Le street-artiste Invader sur les traces de REVS dans le métro de New York
Publié le 25 janvier 2021 à 23h44 - Mis à jour le 26 janvier 2021 à 20h05Lecture 4 min.
« Un artiste regarde une œuvre » (2/6). Six peintres ou plasticiens partagent leurs coups de cœur. Aujourd’hui, le street-artiste français confie avoir une fascination particulière pour le graffeur américain.
Le street-artiste français Invader, fameux envahisseur d’espaces publics avec ses Space Invaders, mosaïques à l’esthétique low tech, confie avoir une fascination particulière pour un créateur encore plus secret que lui : l’Américain REVS, référence du graffiti new-yorkais, dont l’œuvre clé prend la forme d’un livre, aux pages XXL éparpillées sous la surface de la ville.
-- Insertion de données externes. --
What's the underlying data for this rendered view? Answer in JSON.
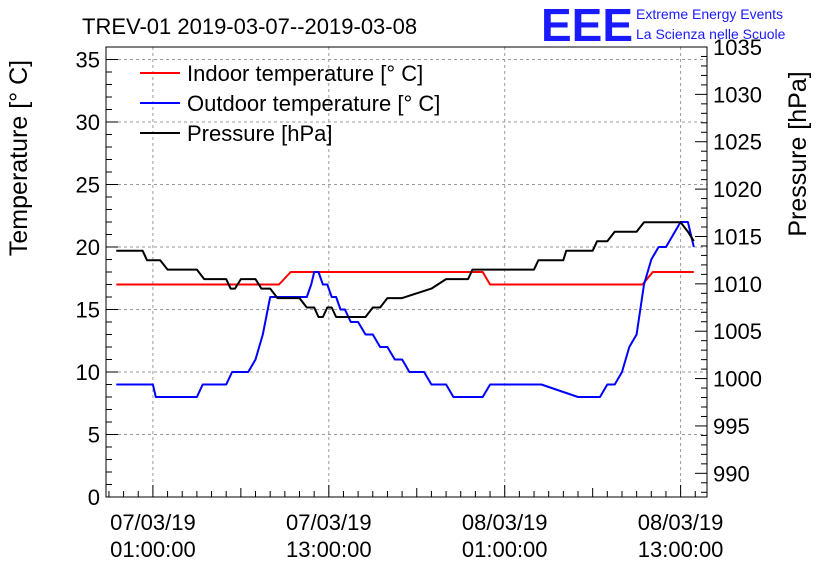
{
  "header": {
    "title": "TREV-01 2019-03-07--2019-03-08",
    "logo_text": "EEE",
    "logo_line1": "Extreme Energy Events",
    "logo_line2": "La Scienza nelle Scuole",
    "logo_color": "#1a1aff"
  },
  "chart_data": {
    "type": "line",
    "title": "TREV-01 2019-03-07--2019-03-08",
    "ylabel": "Temperature [° C]",
    "y2label": "Pressure [hPa]",
    "xlabel": "",
    "ylim": [
      0,
      36
    ],
    "y2lim": [
      987.5,
      1035
    ],
    "yticks": [
      0,
      5,
      10,
      15,
      20,
      25,
      30,
      35
    ],
    "y2ticks": [
      990,
      995,
      1000,
      1005,
      1010,
      1015,
      1020,
      1025,
      1030,
      1035
    ],
    "x_unit": "hours since 07/03/19 00:00",
    "xlim": [
      -2.2,
      38.8
    ],
    "xticks": [
      {
        "x": 1,
        "line1": "07/03/19",
        "line2": "01:00:00"
      },
      {
        "x": 13,
        "line1": "07/03/19",
        "line2": "13:00:00"
      },
      {
        "x": 25,
        "line1": "08/03/19",
        "line2": "01:00:00"
      },
      {
        "x": 37,
        "line1": "08/03/19",
        "line2": "13:00:00"
      }
    ],
    "grid": true,
    "legend_position": "top-left",
    "series": [
      {
        "name": "Indoor temperature [° C]",
        "color": "#ff0000",
        "axis": "left",
        "x": [
          -1.5,
          9.6,
          10.4,
          23.5,
          24.0,
          34.4,
          35.1,
          37.9
        ],
        "y": [
          17,
          17,
          18,
          18,
          17,
          17,
          18,
          18
        ]
      },
      {
        "name": "Outdoor temperature [° C]",
        "color": "#0000ff",
        "axis": "left",
        "x": [
          -1.5,
          1.0,
          1.2,
          4.0,
          4.4,
          6.0,
          6.4,
          7.5,
          8.0,
          8.5,
          9.0,
          9.5,
          10.0,
          11.5,
          11.8,
          12.0,
          12.3,
          12.6,
          12.9,
          13.2,
          13.5,
          13.8,
          14.1,
          14.5,
          15.0,
          15.5,
          16.0,
          16.5,
          17.0,
          17.5,
          18.0,
          18.5,
          19.0,
          19.5,
          20.0,
          20.5,
          21.0,
          21.5,
          22.0,
          23.0,
          23.5,
          24.0,
          27.0,
          27.5,
          30.0,
          30.5,
          31.5,
          32.0,
          32.5,
          33.0,
          33.5,
          34.0,
          34.5,
          35.0,
          35.5,
          36.0,
          36.5,
          37.0,
          37.5,
          37.9
        ],
        "y": [
          9,
          9,
          8,
          8,
          9,
          9,
          10,
          10,
          11,
          13,
          16,
          16,
          16,
          16,
          17,
          18,
          18,
          17,
          17,
          16,
          16,
          15,
          15,
          14,
          14,
          13,
          13,
          12,
          12,
          11,
          11,
          10,
          10,
          10,
          9,
          9,
          9,
          8,
          8,
          8,
          8,
          9,
          9,
          9,
          8,
          8,
          8,
          9,
          9,
          10,
          12,
          13,
          17,
          19,
          20,
          20,
          21,
          22,
          22,
          20
        ]
      },
      {
        "name": "Pressure [hPa]",
        "color": "#000000",
        "axis": "right",
        "x": [
          -1.5,
          0.3,
          0.6,
          1.5,
          2.0,
          4.0,
          4.5,
          6.0,
          6.3,
          6.6,
          7.0,
          8.0,
          8.4,
          9.0,
          9.5,
          10.0,
          10.5,
          11.0,
          11.5,
          12.0,
          12.3,
          12.6,
          12.9,
          13.2,
          13.5,
          14.0,
          15.5,
          16.0,
          16.5,
          17.0,
          17.5,
          18.0,
          20.0,
          21.0,
          22.5,
          22.8,
          23.0,
          23.3,
          23.6,
          27.0,
          27.3,
          29.0,
          29.2,
          29.5,
          30.0,
          31.0,
          31.3,
          32.0,
          32.5,
          33.0,
          33.5,
          34.0,
          34.5,
          37.0,
          37.5,
          37.9
        ],
        "y": [
          1013.5,
          1013.5,
          1012.5,
          1012.5,
          1011.5,
          1011.5,
          1010.5,
          1010.5,
          1009.5,
          1009.5,
          1010.5,
          1010.5,
          1009.5,
          1009.5,
          1008.5,
          1008.5,
          1008.5,
          1008.5,
          1007.5,
          1007.5,
          1006.5,
          1006.5,
          1007.5,
          1007.5,
          1006.5,
          1006.5,
          1006.5,
          1007.5,
          1007.5,
          1008.5,
          1008.5,
          1008.5,
          1009.5,
          1010.5,
          1010.5,
          1011.5,
          1011.5,
          1011.5,
          1011.5,
          1011.5,
          1012.5,
          1012.5,
          1013.5,
          1013.5,
          1013.5,
          1013.5,
          1014.5,
          1014.5,
          1015.5,
          1015.5,
          1015.5,
          1015.5,
          1016.5,
          1016.5,
          1015.5,
          1014.5
        ]
      }
    ]
  }
}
Comment avez-vous découvert le travail de REVS ?
En l’an 2000 à New York. On m’avait donné un contact dans le réseau d’entraide du graffiti, et un jeune graffeur m’a accueilli dans son loft à Soho. Il faisait beaucoup de photos, et il m’a montré celles qu’il avait prises dans les tunnels du métro. Contrairement aux murs en extérieur, ceux du métro ne sont pas nettoyés, ce qui en fait une sorte de musée souterrain.
J’ai eu un vrai coup de cœur en découvrant le travail de REVS. Le graffiti traditionnel ne me parle pas tellement, mais là, la démarche était vraiment singulière. Il écrivait un texte autobiographique sous la ville, sur des pages peintes en très grand format, en 4 mètres par 3.
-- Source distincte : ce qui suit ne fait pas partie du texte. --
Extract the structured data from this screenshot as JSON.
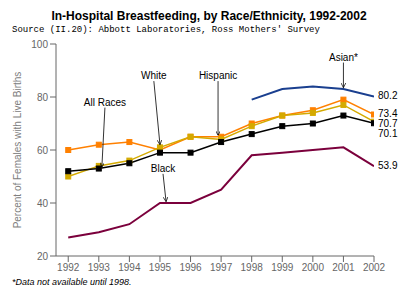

La découverte s’est transformée en obsession…
Oui, j’ai voulu en savoir plus. De retour à Paris, je me suis documenté et j’ai amassé tout ce qui a été écrit ou filmé sur lui, c’est-à-dire pas grand-chose. REVS a été l’un des tout premiers, si ce n’est le premier, à faire du graffiti au rouleau, avec une perche télescopique, dessinant de grandes lettres, massives, très simples, généralement blanches. Il a été très prolifique, et son influence énorme.
Son nom vient de Revlon, la marque de cosmétiques, c’était d’ailleurs son premier nom de graffeur. Il est de ma génération, né à la fin des années 1960, et il est devenu célèbre avec un autre graffeur, COST, dans les années 1990, en inondant les rues de New York d’affichettes aux messages provocateurs. C’est après l’arrestation de COST que REVS a commencé à descendre peindre dans le métro et à écrire la chronique de sa vie, à l’abri des regards.
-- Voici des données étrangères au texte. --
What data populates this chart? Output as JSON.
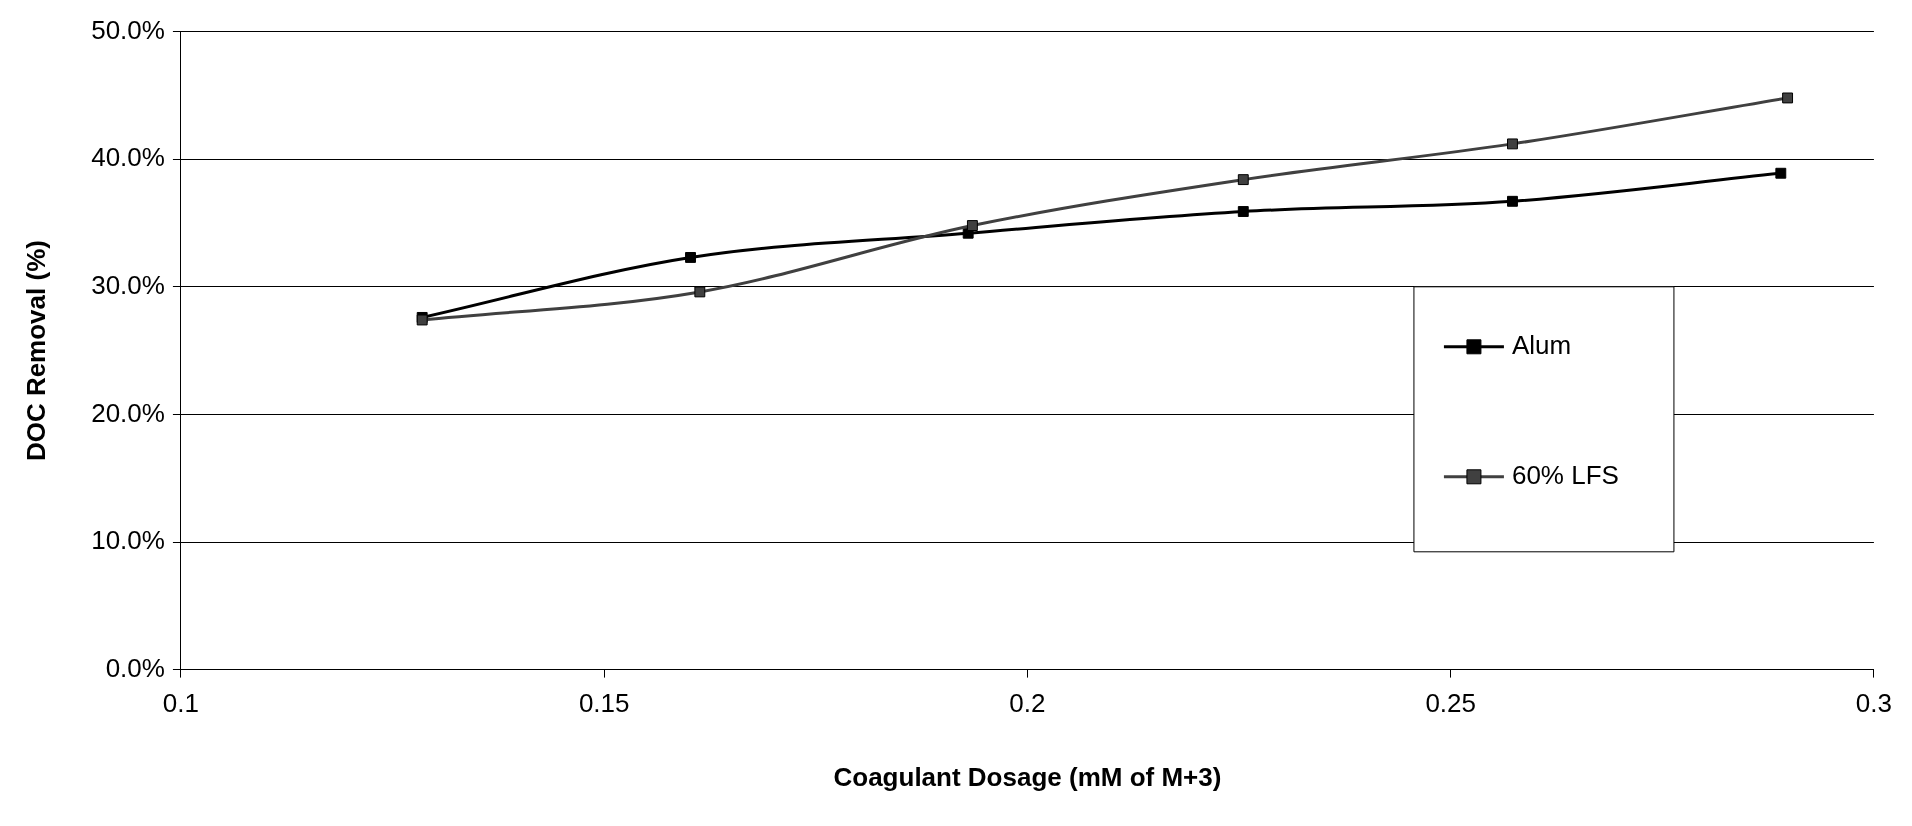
{
  "chart_data": {
    "type": "line",
    "xlabel": "Coagulant Dosage (mM of M+3)",
    "ylabel": "DOC Removal (%)",
    "xlim": [
      0.1,
      0.3
    ],
    "xticks": [
      0.1,
      0.15,
      0.2,
      0.25,
      0.3
    ],
    "ylim": [
      0,
      50
    ],
    "yticks": [
      {
        "value": 0,
        "label": "0.0%"
      },
      {
        "value": 10,
        "label": "10.0%"
      },
      {
        "value": 20,
        "label": "20.0%"
      },
      {
        "value": 30,
        "label": "30.0%"
      },
      {
        "value": 40,
        "label": "40.0%"
      },
      {
        "value": 50,
        "label": "50.0%"
      }
    ],
    "grid": "y",
    "legend": "right",
    "marker": "square",
    "line_style": "solid",
    "series": [
      {
        "name": "Alum",
        "color": "#000000",
        "x": [
          0.1285,
          0.1602,
          0.193,
          0.2255,
          0.2573,
          0.289
        ],
        "values": [
          27.6,
          32.3,
          34.2,
          35.9,
          36.7,
          38.9
        ]
      },
      {
        "name": "60% LFS",
        "color": "#404040",
        "x": [
          0.1285,
          0.1613,
          0.1935,
          0.2255,
          0.2573,
          0.2898
        ],
        "values": [
          27.4,
          29.6,
          34.8,
          38.4,
          41.2,
          44.8
        ]
      }
    ]
  }
}
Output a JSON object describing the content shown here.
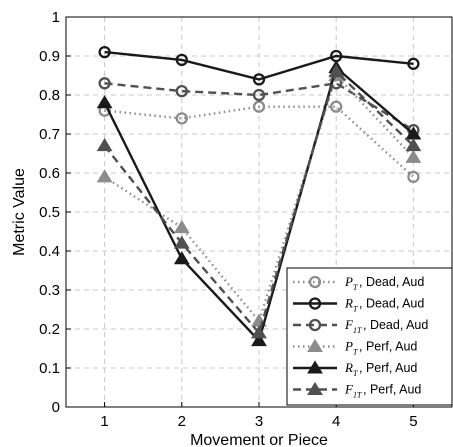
{
  "chart_data": {
    "type": "line",
    "xlabel": "Movement or Piece",
    "ylabel": "Metric Value",
    "xlim": [
      0.5,
      5.5
    ],
    "ylim": [
      0,
      1
    ],
    "x_ticks": [
      "1",
      "2",
      "3",
      "4",
      "5"
    ],
    "y_ticks": [
      "0",
      "0.1",
      "0.2",
      "0.3",
      "0.4",
      "0.5",
      "0.6",
      "0.7",
      "0.8",
      "0.9",
      "1"
    ],
    "grid": true,
    "legend_position": "bottom-right",
    "x": [
      1,
      2,
      3,
      4,
      5
    ],
    "series": [
      {
        "sym": "P",
        "sub": "T",
        "rest": ", Dead, Aud",
        "color": "#8c8c8c",
        "dash": "dotted",
        "marker": "circle",
        "values": [
          0.76,
          0.74,
          0.77,
          0.77,
          0.59
        ]
      },
      {
        "sym": "R",
        "sub": "T",
        "rest": ", Dead, Aud",
        "color": "#1a1a1a",
        "dash": "solid",
        "marker": "circle",
        "values": [
          0.91,
          0.89,
          0.84,
          0.9,
          0.88
        ]
      },
      {
        "sym": "F",
        "sub": "1T",
        "rest": ", Dead, Aud",
        "color": "#505050",
        "dash": "dashed",
        "marker": "circle",
        "values": [
          0.83,
          0.81,
          0.8,
          0.83,
          0.71
        ]
      },
      {
        "sym": "P",
        "sub": "T",
        "rest": ", Perf, Aud",
        "color": "#8c8c8c",
        "dash": "dotted",
        "marker": "triangle",
        "values": [
          0.59,
          0.46,
          0.22,
          0.85,
          0.64
        ]
      },
      {
        "sym": "R",
        "sub": "T",
        "rest": ", Perf, Aud",
        "color": "#1a1a1a",
        "dash": "solid",
        "marker": "triangle",
        "values": [
          0.78,
          0.38,
          0.17,
          0.87,
          0.7
        ]
      },
      {
        "sym": "F",
        "sub": "1T",
        "rest": ", Perf, Aud",
        "color": "#505050",
        "dash": "dashed",
        "marker": "triangle",
        "values": [
          0.67,
          0.42,
          0.19,
          0.86,
          0.67
        ]
      }
    ]
  }
}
Vous avez finalement suivi ses pas dans le métro pour y « lire » son autobiographie graffée. Qu’y raconte-t-il ?
Je rêvais d’aller voir ces pages in situ, et dans l’ordre, et c’est ce que j’ai fait en 2016. Pendant quinze jours, je suis descendu chaque nuit dans ce dédale de galeries. Chaque page est une tranche de vie, et se lit comme un feuilleton. Il y parle de son enfance, de sa condition de jeune graffeur vivant à Brooklyn, il y énumère les groupes punk qu’il a vus au club CBGB…
Les pages sont toutes datées et numérotées. Il avait prévu d’en faire 265, soit le nombre d’intersections entre deux stations à travers tout le réseau du métro new-yorkais. Il a été arrêté à la 220e, c’est une œuvre inachevée, mais chaque page est splendide : l’histoire qu’elle raconte, le placement, le geste, l’écriture…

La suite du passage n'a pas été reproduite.